ANDREA COLOMBARI
Cronaca

Ispettore assenteista risarcisce danno d’immagine per 13 ore e 28 minuti non dovuti

Ravenna, era stato accusato insieme ad altri d a riprese captate da telecamera dell’Arma nascosta. Davanti alla Corte dei Conti ha chiesto un rito abbreviato e ha pagato 2.000 euro

Nella foto del 2015 di Corelli, i carabinieri lasciano con dei documenti la sede dell’Ispettorato del lavoro

Nella foto del 2015 di Corelli, i carabinieri lasciano con dei documenti la sede dell’Ispettorato del lavoro

Ravenna, 28 dicembre 2024 – L’ipotesi di “doloso arricchimento” per quei contestati episodi di assenteismo, non sussiste tanto che lui stesso aveva già pagato per intero il danno patrimoniale: ovvero 220,40 euro di stipendio non dovuto. Ma rimaneva pur sempre un possibile danno d’immagine per il quale il diretto interessato - il 65enne ispettore del lavoro Giuseppe Tedesco originario del Leccese e al tempo dei fatti contestati in servizio alla direzione territoriale del lavoro (dtl) di Ravenna - ha chiesto e ottenuto alla Corte dei Conti di potere accedere al rito abbreviato: e così dopo l’attestazione di pagamento di 2.000 euro, con apposita sentenza depositata nei giorni scorsi, i giudici contabili della sezione regionale hanno dichiarato l’estinzione del giudizio erariale nei suoi confronti condonandolo a pagare 96 euro di spese.

La vicenda affonda in una clamorosa inchiesta dei carabinieri del nucleo Investigativo coordinati dal pm Angela Scorza su episodi di assenteismo che avevano riguardato diversi dipendenti della dtl. Per uno dei conseguenti fascicoli, il 16 febbraio del 2023 il giudice monocratico Cristiano Coiro aveva condannato tre persone tra cui anche Tedesco appunto: per lui, dieci mesi e 500 euro di multa. La sentenza era stata impugnata: e si è in attesa dell’appello. In ogni caso, la contestazione principale è di truffa aggravata ai danni dello Stato: in buona sostanza per un uso ritenuto improprio del cartellino in un periodo compreso tra metà ottobre e fine novembre 2015. Per Tedesco, esattamente 13 ore e 28 minuti. In tesi d’accusa, allontanamenti ingiustificati registrati da una telecamera nascosta sulla macchinetta marcatempo in occasione dell’indagine.

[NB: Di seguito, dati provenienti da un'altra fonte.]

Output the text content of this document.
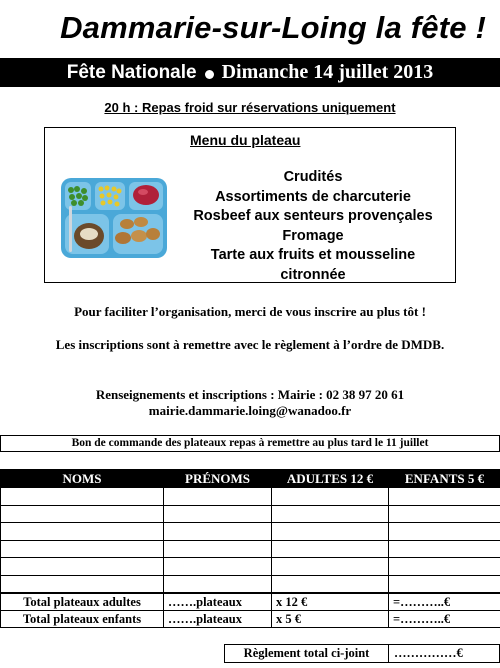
Dammarie-sur-Loing la fête !
Fête Nationale Dimanche 14 juillet 2013
20 h : Repas froid sur réservations uniquement
Menu du plateau
Crudités
Assortiments de charcuterie
Rosbeef aux senteurs provençales
Fromage
Tarte aux fruits et mousseline
citronnée
Pour faciliter l’organisation, merci de vous inscrire au plus tôt !
Les inscriptions sont à remettre avec le règlement à l’ordre de DMDB.
Renseignements et inscriptions : Mairie : 02 38 97 20 61
mairie.dammarie.loing@wanadoo.fr
Bon de commande des plateaux repas à remettre au plus tard le 11 juillet
NOMS	PRÉNOMS	ADULTES 12 €	ENFANTS 5 €

Total plateaux adultes	…….plateaux	x 12 €	=………..€
Total plateaux enfants	…….plateaux	x 5 €	=………..€
Règlement total ci-joint	……………€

Per la procura erariale, le condotte sono “pienamente provate ai fini dell’addebito di responsabilità amministrativa”. E poco importa che le videoriprese dell’Arma “non documentassero ulteriormente, dopo l’uscita di Tedesco, anche il suo allontanamento dagli spazi esterni” della dtl. Uguale a richiesta di 6.000 euro - poi ridotti per effetto dell’abbreviato - per danno “all’immagine derivante dall’assenteismo fraudolento”. Alla cifra avevano contribuito vari fattori: “L’elevato grado di rappresentatività dell’amministrazione danneggiata - prosegue la sentenza -, i compiti di particolare rilievo” del 65enne e “la sua notorietà nel contesto sociale di riferimento”. Da ultimo anche quello che i giuristi chiamano clamor fori: ovvero la pubblicità negativa “ampiamente documentata dagli articoli di stampa e dai servizi televisivi”.

Da parte sua l’ispettore del lavoro, tutelato dagli avvocati Marta Rolli e Federica Gardini, oltre alla definizione con rito alternativo della questione, aveva chiesto in subordine l’improcedibilità della domanda della procura erariale anche “in ragione dell’avvenuto appello della sentenza penale”.

La corte bolognese - presieduta dal giudice Massimo Perin - ha ora dato atto che che il pagamento “risulta effettuato tempestivamente e regolarmente”. Il “complessivo contegno” dell’ispettore e il pagamento integrale del danno patrimoniale (i 220,40 euro), hanno spinto i giudici a stabilire che “non ricorresse un’ipotesi di doloso arricchimento del danneggiante”. In quanto alla somma, è stata ritenuta congrua “sia in ragione della gravità della condotta di Tedesco, sia dell’entità del danno dedotto e provato” dalla procura erariale. Da ultimo, il fatto che sia il pm che la difesa abbiano chiesto entrambi “la definizione del giudizio secondo il rito abbreviato”, chiude la vicenda in una modalità definita “atipica” di conclusione della lite. La sentenza non è impugnabile.